Explaining an Application

Some years ago--never mind how long precisely--having little or no money in my purse...  I had a great chance to do some Test-Driven Reverse Engineering on a rather complex C program. I extracted test cases. I worked with the users to gather test cases. And I rewrote their legacy app using Test-Driven Development. The legacy C code was more a hint than anything else.

I thought it went well. We uncovered some issues in the test cases. Uncovered a known issue in the legacy program. And added new features. All very nice. A solid success.

Years later, a developer from the organization had to make some more changes.

The client calls.

"No problem," I assure them, "I'm happy to answer any questions. With one provision. Questions have to be about specific code. I can't do 'overview' questions. Email me the code snippet and the question."

I never heard another word.  No question of any kind. Not a general question (that I find difficult to answer,) nor a specific question.

Why the provision?

I find it very hard to talk with someone who hasn't actually read the code yet. I have done far too many presentations to people who are sitting around a conference room table, nodding and looking at power-point slides.

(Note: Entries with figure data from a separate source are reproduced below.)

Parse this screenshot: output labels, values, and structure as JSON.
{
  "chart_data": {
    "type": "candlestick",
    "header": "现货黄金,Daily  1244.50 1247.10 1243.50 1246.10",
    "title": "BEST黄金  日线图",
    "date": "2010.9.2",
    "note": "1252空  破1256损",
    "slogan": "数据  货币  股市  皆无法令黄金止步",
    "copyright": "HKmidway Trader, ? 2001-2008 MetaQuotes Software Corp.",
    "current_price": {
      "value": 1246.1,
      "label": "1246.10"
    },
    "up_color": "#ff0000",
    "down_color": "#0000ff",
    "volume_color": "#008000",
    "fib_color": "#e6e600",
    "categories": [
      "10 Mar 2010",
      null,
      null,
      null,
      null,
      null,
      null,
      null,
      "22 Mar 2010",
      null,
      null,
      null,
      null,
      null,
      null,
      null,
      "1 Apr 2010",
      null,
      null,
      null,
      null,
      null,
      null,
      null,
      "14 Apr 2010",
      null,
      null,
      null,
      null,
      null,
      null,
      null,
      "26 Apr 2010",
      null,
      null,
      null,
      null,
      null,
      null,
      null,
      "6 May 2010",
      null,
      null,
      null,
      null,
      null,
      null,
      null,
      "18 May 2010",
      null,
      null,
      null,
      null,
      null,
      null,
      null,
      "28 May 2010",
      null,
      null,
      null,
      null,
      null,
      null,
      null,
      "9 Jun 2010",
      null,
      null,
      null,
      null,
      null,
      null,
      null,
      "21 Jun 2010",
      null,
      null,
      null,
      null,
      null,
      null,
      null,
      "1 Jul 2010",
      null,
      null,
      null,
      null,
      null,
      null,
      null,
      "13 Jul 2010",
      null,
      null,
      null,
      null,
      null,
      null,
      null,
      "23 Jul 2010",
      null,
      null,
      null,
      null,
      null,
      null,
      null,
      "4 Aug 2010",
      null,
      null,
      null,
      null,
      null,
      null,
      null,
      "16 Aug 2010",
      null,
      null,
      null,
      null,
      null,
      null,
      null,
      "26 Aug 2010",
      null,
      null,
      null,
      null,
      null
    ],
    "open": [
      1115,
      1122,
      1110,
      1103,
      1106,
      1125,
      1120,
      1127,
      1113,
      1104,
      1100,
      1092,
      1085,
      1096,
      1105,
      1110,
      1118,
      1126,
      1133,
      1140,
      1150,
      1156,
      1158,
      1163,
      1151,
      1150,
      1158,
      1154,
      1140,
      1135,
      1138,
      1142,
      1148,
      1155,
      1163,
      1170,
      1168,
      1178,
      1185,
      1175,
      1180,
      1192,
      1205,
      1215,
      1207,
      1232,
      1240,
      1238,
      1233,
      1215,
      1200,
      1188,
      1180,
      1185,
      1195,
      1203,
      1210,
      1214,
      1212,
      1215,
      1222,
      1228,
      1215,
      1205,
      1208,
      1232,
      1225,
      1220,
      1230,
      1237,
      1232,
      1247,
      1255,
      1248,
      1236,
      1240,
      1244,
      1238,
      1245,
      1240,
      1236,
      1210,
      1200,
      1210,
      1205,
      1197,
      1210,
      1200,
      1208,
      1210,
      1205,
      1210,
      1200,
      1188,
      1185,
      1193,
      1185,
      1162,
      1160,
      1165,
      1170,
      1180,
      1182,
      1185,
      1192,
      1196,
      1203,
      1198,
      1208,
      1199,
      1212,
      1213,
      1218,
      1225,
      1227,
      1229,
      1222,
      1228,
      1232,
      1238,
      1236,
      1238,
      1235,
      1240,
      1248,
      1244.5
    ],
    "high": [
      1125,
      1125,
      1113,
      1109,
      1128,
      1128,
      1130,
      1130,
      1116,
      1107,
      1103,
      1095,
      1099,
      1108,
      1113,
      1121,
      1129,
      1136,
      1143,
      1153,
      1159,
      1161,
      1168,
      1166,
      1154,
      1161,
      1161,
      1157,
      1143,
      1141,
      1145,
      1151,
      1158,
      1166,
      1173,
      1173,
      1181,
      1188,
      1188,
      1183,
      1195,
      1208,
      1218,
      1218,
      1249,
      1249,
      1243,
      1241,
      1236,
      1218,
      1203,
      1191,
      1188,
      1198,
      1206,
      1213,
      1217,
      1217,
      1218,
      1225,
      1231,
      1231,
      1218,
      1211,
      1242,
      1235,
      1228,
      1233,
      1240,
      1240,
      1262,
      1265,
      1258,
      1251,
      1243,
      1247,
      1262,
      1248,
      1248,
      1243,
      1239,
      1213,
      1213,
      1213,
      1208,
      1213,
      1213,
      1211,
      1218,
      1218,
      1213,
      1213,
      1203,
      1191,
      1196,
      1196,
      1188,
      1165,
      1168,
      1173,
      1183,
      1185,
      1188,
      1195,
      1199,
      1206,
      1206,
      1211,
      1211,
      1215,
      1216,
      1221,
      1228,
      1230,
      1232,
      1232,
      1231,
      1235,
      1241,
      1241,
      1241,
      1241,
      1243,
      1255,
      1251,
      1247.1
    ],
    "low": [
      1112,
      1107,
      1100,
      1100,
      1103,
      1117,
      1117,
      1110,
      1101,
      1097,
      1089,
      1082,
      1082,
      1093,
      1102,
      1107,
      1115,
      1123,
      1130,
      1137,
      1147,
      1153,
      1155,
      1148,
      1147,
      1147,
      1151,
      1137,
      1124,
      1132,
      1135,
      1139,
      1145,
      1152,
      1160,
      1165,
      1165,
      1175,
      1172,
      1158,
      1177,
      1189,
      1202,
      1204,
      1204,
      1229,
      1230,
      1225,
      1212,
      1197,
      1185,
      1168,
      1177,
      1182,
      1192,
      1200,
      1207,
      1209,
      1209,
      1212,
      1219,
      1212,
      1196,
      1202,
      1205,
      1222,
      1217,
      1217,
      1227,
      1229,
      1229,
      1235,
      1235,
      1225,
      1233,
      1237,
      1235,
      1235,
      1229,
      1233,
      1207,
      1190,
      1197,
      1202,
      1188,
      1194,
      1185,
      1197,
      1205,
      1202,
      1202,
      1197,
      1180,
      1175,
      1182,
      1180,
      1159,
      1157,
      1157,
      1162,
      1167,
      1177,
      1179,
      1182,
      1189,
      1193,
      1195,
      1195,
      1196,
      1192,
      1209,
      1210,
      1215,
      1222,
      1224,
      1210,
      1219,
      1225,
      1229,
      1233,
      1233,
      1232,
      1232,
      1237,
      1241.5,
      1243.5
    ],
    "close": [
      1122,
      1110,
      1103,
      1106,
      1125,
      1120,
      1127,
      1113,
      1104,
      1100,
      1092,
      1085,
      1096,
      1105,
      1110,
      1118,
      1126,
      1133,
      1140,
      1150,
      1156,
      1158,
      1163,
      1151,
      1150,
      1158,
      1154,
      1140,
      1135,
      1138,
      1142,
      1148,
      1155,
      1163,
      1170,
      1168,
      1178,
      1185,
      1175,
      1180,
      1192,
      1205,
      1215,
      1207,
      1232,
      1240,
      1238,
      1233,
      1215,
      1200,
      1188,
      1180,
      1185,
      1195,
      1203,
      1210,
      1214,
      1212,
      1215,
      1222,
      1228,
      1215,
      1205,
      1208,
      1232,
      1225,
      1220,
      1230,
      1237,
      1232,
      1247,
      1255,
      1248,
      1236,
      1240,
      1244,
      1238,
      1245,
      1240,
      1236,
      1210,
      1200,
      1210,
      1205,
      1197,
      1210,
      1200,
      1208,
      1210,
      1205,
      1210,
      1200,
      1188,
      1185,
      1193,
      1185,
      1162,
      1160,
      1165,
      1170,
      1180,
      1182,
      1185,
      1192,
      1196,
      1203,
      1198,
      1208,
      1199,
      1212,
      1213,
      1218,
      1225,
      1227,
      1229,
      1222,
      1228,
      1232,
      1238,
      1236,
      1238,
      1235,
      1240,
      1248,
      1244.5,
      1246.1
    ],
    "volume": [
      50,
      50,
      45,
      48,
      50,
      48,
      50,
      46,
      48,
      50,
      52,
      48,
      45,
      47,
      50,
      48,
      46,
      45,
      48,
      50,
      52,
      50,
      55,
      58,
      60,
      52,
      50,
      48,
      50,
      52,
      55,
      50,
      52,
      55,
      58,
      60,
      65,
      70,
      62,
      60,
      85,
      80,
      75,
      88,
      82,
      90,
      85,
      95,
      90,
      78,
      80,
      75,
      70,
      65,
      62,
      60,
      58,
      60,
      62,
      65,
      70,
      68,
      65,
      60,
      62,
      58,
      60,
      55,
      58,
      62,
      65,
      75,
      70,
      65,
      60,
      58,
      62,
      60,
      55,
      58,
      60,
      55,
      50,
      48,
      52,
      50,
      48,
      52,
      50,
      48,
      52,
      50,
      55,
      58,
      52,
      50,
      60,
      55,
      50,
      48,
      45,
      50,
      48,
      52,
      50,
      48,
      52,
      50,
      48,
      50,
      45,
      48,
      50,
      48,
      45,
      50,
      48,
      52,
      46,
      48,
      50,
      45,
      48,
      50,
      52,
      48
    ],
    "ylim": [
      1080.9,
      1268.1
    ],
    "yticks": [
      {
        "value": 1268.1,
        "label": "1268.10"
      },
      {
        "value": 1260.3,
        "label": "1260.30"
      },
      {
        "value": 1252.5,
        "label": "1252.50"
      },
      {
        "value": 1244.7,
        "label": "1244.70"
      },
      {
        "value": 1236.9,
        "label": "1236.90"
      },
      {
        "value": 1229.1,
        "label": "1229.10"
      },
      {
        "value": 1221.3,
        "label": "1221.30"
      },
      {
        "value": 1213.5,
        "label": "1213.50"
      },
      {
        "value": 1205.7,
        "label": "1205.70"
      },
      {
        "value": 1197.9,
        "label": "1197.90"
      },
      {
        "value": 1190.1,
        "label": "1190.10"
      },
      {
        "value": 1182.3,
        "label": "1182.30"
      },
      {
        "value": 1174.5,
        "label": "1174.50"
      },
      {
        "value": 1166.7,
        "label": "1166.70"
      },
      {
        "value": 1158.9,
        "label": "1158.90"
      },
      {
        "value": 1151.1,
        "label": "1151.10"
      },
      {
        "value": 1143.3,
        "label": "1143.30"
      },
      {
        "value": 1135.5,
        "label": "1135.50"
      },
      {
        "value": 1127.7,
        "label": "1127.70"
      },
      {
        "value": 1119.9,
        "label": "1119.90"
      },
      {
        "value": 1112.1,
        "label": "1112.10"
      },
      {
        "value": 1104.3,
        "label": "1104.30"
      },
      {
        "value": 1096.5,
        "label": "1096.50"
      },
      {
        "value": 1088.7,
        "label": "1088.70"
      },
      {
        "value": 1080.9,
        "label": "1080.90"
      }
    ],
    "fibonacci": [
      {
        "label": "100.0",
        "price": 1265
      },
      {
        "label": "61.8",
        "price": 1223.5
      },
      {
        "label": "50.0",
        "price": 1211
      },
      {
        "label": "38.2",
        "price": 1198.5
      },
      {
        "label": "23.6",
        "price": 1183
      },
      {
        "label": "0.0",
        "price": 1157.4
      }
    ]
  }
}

I know the initial phone call focused on "an overview." But what counts as an overview? Use cases? Data model? Architectural layers? Test cases? Rather than waste time explaining something irrelevant, I figured if they asked anything -- anything at all -- I could focus on what they really wanted to know.

I know that I have never been able to understand people hand-waving at a picture of code. I have to actually read the code to see what the modules, classes and functions are and how they seem to work. I'm suspicious of graphics and diagrams.  I know that I can't read the code while someone is talking. If they insist on talking, I need to read the code in advance.

Perhaps I'm imposing too much on this customer. But. They're going to maintain the code -- that seems to mean they need to understand it. And they need to understand it their own way, without my babbling randomly about the bits that interested me. Maybe the part I found confusing is obvious to them, and doesn't bear repeating.

Perhaps raising the bar to "specific questions about specific code" forced them to read enough. Perhaps after some reading, they realized they didn't need to pay me to explain things. I certainly can't brag that the code explained itself.

Or. Perhaps they realized how the unit tests worked and realized that TestCases provide a roadmap of the API.